Consequences of Neglect: Performance Trends in California Higher Education

Yesterday, the Institute for Higher Education Leadership & Policy released a report titled “Consequences of Neglect: Performance Trends in California Higher Education.” The opening paragraph of the report’s executive summary reads:

California lawmakers have found it increasingly difficult to protect the state’s investment in its colleges and universities over the last decade despite the growing evidence that the state needs far more of its citizens to earn postsecondary credentials. Additionally, California higher education continues to operate without effective coordination and with no state-level planning, despite continued calls for the state to set goals and develop plans to ensure that its colleges and universities will drive 21st Century economic competitiveness and social well-being. This report demonstrates the consequences of resting on reputations and policies of yesteryear. California is nowhere near a leader on the measures of higher education performance that the nation’s governors and educational leaders have been tracking for over a decade. We are average, at best, and trending downward.

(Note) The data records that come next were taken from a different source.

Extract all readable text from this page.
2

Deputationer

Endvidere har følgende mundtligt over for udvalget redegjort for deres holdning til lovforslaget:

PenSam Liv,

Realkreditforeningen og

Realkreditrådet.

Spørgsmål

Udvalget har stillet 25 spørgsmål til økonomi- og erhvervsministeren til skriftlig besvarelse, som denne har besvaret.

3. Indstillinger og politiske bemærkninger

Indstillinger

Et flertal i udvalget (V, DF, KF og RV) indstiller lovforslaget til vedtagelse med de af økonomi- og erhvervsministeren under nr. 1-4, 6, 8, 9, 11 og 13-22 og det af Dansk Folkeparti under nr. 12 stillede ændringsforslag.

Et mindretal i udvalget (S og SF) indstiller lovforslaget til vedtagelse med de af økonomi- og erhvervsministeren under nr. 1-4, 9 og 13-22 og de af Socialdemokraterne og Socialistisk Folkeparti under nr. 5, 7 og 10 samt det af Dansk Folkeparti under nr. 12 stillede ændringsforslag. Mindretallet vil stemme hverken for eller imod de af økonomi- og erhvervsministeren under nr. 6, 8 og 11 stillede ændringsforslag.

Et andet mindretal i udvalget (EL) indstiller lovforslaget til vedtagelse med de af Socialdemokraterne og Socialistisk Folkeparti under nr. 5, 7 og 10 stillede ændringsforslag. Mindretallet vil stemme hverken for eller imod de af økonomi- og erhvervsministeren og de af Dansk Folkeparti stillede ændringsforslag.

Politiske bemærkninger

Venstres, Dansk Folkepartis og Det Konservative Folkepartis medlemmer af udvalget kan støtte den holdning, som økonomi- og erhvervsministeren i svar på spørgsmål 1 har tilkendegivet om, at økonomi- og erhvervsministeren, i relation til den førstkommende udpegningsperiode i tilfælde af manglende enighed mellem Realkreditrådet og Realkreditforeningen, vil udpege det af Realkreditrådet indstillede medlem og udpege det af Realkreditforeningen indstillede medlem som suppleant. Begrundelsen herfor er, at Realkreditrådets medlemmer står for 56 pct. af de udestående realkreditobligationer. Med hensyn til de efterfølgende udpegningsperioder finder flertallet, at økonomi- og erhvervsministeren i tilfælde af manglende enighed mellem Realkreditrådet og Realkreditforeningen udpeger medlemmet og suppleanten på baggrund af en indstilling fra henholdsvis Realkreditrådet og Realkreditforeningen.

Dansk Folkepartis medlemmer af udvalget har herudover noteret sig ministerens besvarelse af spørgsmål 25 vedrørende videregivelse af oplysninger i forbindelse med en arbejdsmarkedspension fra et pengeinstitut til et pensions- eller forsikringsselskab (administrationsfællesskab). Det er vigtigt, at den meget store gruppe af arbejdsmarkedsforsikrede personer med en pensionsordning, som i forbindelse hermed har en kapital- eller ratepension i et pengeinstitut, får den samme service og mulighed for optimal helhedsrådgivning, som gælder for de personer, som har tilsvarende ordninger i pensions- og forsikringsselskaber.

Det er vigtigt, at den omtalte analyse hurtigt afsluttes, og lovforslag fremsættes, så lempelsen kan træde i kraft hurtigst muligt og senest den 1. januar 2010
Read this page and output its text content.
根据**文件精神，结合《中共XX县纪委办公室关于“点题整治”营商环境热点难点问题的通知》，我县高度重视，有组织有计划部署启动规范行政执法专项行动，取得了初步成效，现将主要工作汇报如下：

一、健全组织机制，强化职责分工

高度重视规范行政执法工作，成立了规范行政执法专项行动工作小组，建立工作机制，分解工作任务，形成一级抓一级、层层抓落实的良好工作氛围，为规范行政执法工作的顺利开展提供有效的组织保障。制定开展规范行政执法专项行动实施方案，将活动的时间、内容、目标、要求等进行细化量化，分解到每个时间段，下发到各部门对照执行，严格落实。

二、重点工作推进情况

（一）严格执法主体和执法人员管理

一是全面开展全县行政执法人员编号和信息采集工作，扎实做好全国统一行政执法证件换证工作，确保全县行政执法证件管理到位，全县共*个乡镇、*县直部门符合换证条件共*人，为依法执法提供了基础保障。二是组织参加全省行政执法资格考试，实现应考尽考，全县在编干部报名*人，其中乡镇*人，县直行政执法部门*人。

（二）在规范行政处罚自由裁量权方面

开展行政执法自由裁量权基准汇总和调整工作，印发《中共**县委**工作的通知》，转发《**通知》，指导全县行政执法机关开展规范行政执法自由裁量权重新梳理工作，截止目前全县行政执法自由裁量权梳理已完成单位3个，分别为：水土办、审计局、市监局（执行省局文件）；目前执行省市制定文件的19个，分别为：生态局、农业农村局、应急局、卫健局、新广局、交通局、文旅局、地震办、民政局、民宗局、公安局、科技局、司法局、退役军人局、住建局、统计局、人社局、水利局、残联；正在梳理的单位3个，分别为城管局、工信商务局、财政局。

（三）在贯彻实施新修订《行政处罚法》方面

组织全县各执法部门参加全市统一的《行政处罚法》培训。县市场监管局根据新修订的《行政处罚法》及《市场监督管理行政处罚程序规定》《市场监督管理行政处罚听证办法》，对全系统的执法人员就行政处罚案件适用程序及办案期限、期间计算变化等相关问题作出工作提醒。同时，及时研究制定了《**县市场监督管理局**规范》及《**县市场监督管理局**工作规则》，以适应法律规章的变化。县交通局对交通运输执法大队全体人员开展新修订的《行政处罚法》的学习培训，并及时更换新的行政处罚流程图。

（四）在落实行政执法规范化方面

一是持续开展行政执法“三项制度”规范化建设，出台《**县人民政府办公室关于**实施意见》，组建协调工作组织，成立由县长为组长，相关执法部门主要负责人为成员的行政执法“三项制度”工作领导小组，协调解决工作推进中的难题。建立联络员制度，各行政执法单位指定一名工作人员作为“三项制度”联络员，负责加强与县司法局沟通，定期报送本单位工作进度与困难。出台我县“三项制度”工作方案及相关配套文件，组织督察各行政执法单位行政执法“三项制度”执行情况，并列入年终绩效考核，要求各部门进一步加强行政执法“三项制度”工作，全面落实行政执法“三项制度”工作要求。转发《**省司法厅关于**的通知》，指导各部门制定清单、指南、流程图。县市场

The report is available online at:
http://www.csus.edu/ihelp/pages/publications.html

The Los Angeles Times has an article about the report, available online at:
http://www.latimes.com/news/local/la-me-college-decline-20110721,0,965810.story

Inside Higher Ed took notice as well. See:
http://www.insidehighered.com/news/2011/07/21/qt

One comment

  1. Consequence of neglecting oversight of UC Chancellor’s practices by the UC Board of Regents. UC Berkeley–one of the top universities in the nation, home to some of the finest professors, graduating some of the brightest students–can’t figure out how to save money. No joke. UC Berkeley spent $3 million plus expenses to hire an out-of-state auditing firm to help them find ways to reduce spending.
    According to the Contra Costa Times, October 10, 2009, “When UC Berkeley Chancellor Robert Birgeneau ($500,000 salary) was confronted with the $150 million challenge, he gave the matter deep thought, turned his focus eastward to the Boston-based consulting firm Bain & Co. and agreed to pay a $3 million budget (actual cost $7.2 million and growing) over the next two years for someone else to solve the problem.
    “We [the Times] never attended business school, but we’re pretty sure that one of the definitions of financial crisis is spending $3 million on consultants to tell you how to get by with $150 million less than you thought you had.”
    The rationale for hiring the consulting firm given by Vice Chancellor Frank Yeary: “I understand at one level, … if you don’t have enough money, why are you spending money on external consultants? Most people who are closer to it say it’s more sophisticated than that.
    “If we spend $1.5 million this year and $1.5 million out of savings next year and we’re successful in delivering tens of millions of dollars in savings every year, I think that’s the goal against which we should be judged.”
    Incredible! Millions of dollars could have been saved just by using the expertise on UC campuses. The system has, for example, multiple senior administrators with Ph.D.s who are getting nice paychecks for their expertise, the Budget Office staff gets paid to solve budget problems, and the renowned Haas School of Business has a world class lineup of business experts and graduate programs in financial engineering, global management, accounting, financing, and operations management.
    Moreover, the funds used to pay the high cost of hiring outside consultants could have been used to make up for state budget cuts, student fee increases, furloughs and layoffs.
    But, according to Vice Chancellor Frank Yeary, “The reason for not relying on internal experts is that self-diagnosis is not always impartial.”
    If this is the reasoning by UC Berkeley decision makers, it is no wonder they are in a fiscal crisis. If the university system can’t trust its internal audits, maybe it is time for outside auditors to make all the university’s financial decisions. Those decisions might be based on more practical thinking than those made by the current university leadership.